The user sends a request to the backend

The backend creates a new task (image generation for example), and sends the task into a queue. We use Amazon’s SQS queue service.

We have a pool of GPU workers which constantly poll the queue. Once a task is available, a worker picks it up and completes the task (Generates an image, for example).

Once the task is finish, the worker calls the dream backend with the result, and the result is then sent back to the user.

With regards to long inference time, this architecture allows our main backend service to be free to handle other business logic while the GPU’s do the work.

User Traffic and the Virality Cycles - The Importance of Autoscaling

In May 2022, this TikTok trend went viral, sending millions of users to our app. We had to scale from hundreds of thousands to millions of daily users. If you’ve ever dealt with scaling GPUs, you know that this is difficult!

By setting up autoscaling, we are able to automatically increase or decrease the number of GPUs that are in our worker pool waiting for tasks to come from the queue. This not only helped us serve demand, but it also helped us reduce costs by not over-provisioning when the viral load disappeared.
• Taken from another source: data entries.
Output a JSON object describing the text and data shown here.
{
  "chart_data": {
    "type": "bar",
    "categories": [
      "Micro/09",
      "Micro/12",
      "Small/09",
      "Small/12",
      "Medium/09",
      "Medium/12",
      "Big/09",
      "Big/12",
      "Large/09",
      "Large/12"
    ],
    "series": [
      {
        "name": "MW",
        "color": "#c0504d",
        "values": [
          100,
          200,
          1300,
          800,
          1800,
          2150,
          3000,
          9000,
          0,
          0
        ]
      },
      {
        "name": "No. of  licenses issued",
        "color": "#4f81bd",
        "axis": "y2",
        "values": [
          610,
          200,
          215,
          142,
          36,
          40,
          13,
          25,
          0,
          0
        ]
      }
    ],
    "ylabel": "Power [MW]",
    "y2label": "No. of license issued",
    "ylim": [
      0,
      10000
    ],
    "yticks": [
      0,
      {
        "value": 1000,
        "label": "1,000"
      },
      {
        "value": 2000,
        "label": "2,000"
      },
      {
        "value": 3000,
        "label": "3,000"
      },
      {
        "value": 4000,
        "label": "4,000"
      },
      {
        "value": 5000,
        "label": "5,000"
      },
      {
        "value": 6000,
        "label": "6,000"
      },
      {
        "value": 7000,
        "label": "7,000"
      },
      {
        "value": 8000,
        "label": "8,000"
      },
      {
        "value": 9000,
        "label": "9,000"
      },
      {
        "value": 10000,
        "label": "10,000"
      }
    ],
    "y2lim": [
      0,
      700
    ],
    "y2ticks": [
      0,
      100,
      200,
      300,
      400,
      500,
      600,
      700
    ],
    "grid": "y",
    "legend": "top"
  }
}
Additionally, thanks to our queue based architecture, we were able to make use of different service providers such as Azure, GCP and AWS to provide us with GPUs, and increase are worker pool even more, when needed.

Containerization and Flexibility

Finally, it’s important to mention our use of Docker containers, which allows us to bring our code to different services without any friction.

Docker makes our life easier by packaging a whole environment into a single runnable unit that can be easily deployed and ran on any machine or cloud service. It also ensures consistency across multiple development and production environments, so that when we have something working locally, we know it will also work in the cloud.

One issue with Docker, however, is that we suffer from cold starts and slow build times. Because AI models can be very big in size (multiple GBs per model), a GPU node needs to download these files and place them into it’s Video Memory (VRAM), which can take quite some time. This GCP blog gives a good overview of this, and possible solutions. Furthermore, services like modal.com look promising in offering containerization improvements.

Conclusion

In summary, WOMBO has become a successful consumer generative AI company thanks to the engineering efforts to scale and productionalize open source models.

Despite the challenges of long inference times, large GPU memory requirements, expensive GPUs, and variable user traffic, at WOMBO we’ve managed to effectively scale these AI models by hosting our own models on our own GPU clusters, utilizing open-source code, and staying updated with the latest advancements in AI.

We look forward to adding new features and bringing more exciting AI tools to mainstream audiences. In the future we see big advancements in mutli-modal models: models that can take as input text, audio, images or video, and generate as output more text, audio, images or video.

The future is exciting, and we are happy to take part in shaping it.